Ds. J. W. van der Linden, gereformeerd predikant te Zoetermeer, gaf een reactie op Simonis onder de titel ”De wensen van de basis”. Hij zei dat de basis ingrijpende veranderingen heeft laten zien. „De laatste dertig jaar heeft het grondvlak het gaspedaal krachtig ingedrukt, waarbij de kerkleiding alleen maar hoefde af te remmen en bij te sturen. De druk vanuit het grondvlak begint nu weg te vallen. Mensen zijn op zoek naar een kerk die bij hen past, een gemeenschap waarin zij hun eigen geloofsbeleving kunnen uiten.”
De predikant was blij dat de kerkleiders zich nu verplichten in te zetten voor de eenheid. „Bisschoppen, wilt u niet afwachten, maar ons voorgaan?” zo vroeg hij. „De behoefte aan oecumene blijft aan de basis bestaan.” Hij vroeg ook eerlijk te zijn en geen eenheid te suggereren die er niet is. Aan de andere kant bepleitte hij ruimte voor vormen van gemeenschap die al aanwezig zijn. „Dat voorkomt wildgroei én het krachtig willen terugschroeven van ontwikkelingen die voortgekomen zijn uit een oprecht gevoelde verplichting tot oecumene.”

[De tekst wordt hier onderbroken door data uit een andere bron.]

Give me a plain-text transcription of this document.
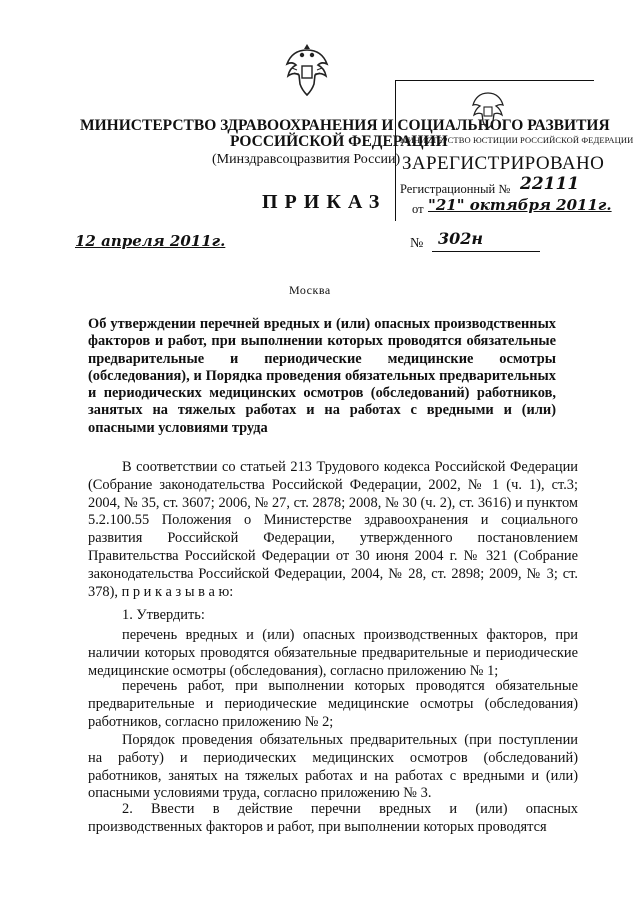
МИНИСТЕРСТВО ЗДРАВООХРАНЕНИЯ И СОЦИАЛЬНОГО РАЗВИТИЯ
РОССИЙСКОЙ ФЕДЕРАЦИИ
(Минздравсоцразвития России)
МИНИСТЕРСТВО ЮСТИЦИИ РОССИЙСКОЙ ФЕДЕРАЦИИ
ЗАРЕГИСТРИРОВАНО
Регистрационный № 22111
от "21" октября 2011г.
ПРИКАЗ
12 апреля 2011г.	№ 302н
Москва
Об утверждении перечней вредных и (или) опасных производственных факторов и работ, при выполнении которых проводятся обязательные предварительные и периодические медицинские осмотры (обследования), и Порядка проведения обязательных предварительных и периодических медицинских осмотров (обследований) работников, занятых на тяжелых работах и на работах с вредными и (или) опасными условиями труда
В соответствии со статьей 213 Трудового кодекса Российской Федерации (Собрание законодательства Российской Федерации, 2002, № 1 (ч. 1), ст.3; 2004, № 35, ст. 3607; 2006, № 27, ст. 2878; 2008, № 30 (ч. 2), ст. 3616) и пунктом 5.2.100.55 Положения о Министерстве здравоохранения и социального развития Российской Федерации, утвержденного постановлением Правительства Российской Федерации от 30 июня 2004 г. № 321 (Собрание законодательства Российской Федерации, 2004, № 28, ст. 2898; 2009, № 3; ст. 378), п р и к а з ы в а ю:
1. Утвердить:
перечень вредных и (или) опасных производственных факторов, при наличии которых проводятся обязательные предварительные и периодические медицинские осмотры (обследования), согласно приложению № 1;
перечень работ, при выполнении которых проводятся обязательные предварительные и периодические медицинские осмотры (обследования) работников, согласно приложению № 2;
Порядок проведения обязательных предварительных (при поступлении на работу) и периодических медицинских осмотров (обследований) работников, занятых на тяжелых работах и на работах с вредными и (или) опасными условиями труда, согласно приложению № 3.
2. Ввести в действие перечни вредных и (или) опасных производственных факторов и работ, при выполнении которых проводятся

Uit een debat met mensen uit de diverse kerken bleek welke knelpunten nog aanwezig zijn, zoals de problematiek van de intercommunie, de positie van de vrouw en de afwachtende houding van de kerkleiding. De aartsbisschop van de Oud-Katholieke Kerk, J. A. O. L. Vercammen, stelde dat op het grondvlak in de kerken heel veel gebeurt ten aanzien van de verantwoordelijkheid voor de samenleving. „De Charta moet aan het grondvlak geconcretiseerd worden, in de vorm van een consultatie. Zo kan de Charta ons over het dode punt van de oecumene heen helpen.”
Dr. J. Slomp zag ook gevaren van het gemengde huwelijk. „Mensen gaan tussen twee stoelen zitten en doen vaak niet meer actief mee in de kerk.” Hij miste ook de pastorale bewogenheid met de gemengde huwelijken waarin een van beide echtgenoten moslim is. „Dat komt steeds vaker voor.”
Kardinaal Simonis keerde zich tegen de gedachte dat ondertekening van de Charta zo gemakkelijk is omdat het te vrijblijvend zou zijn. „Ik vind het wél moeilijk, omdat wij ons juist verplichten tot oecumene. Dat is nogal wat. Er wordt vaak gesproken over de basis en de kerkleiding. Maar ik ben ook basis. Wat ik zeg, zeg ik als gelovige.”
Juist vanwege het verplichtende karakter van de oecumene op basis van de Charta, gaat Simonis volgende week ook het gesprek over de vrouw in het ambt weer aan, hoe lang er ook al argumenten over en weer zijn aangevoerd. De kardinaal zei vrijdagmorgen nog een dringende brief van een „bonder” te hebben ontvangen met het verzoek om al het mogelijke te doen om de SoW-kerken te bewegen hun standpunt ten aanzien van het huwelijk ongedaan te maken. De kardinaal citeerde, met duidelijke instemming, de woorden van deze bonder: „De Roomse Kerk is tenminste nog schriftgetrouw.”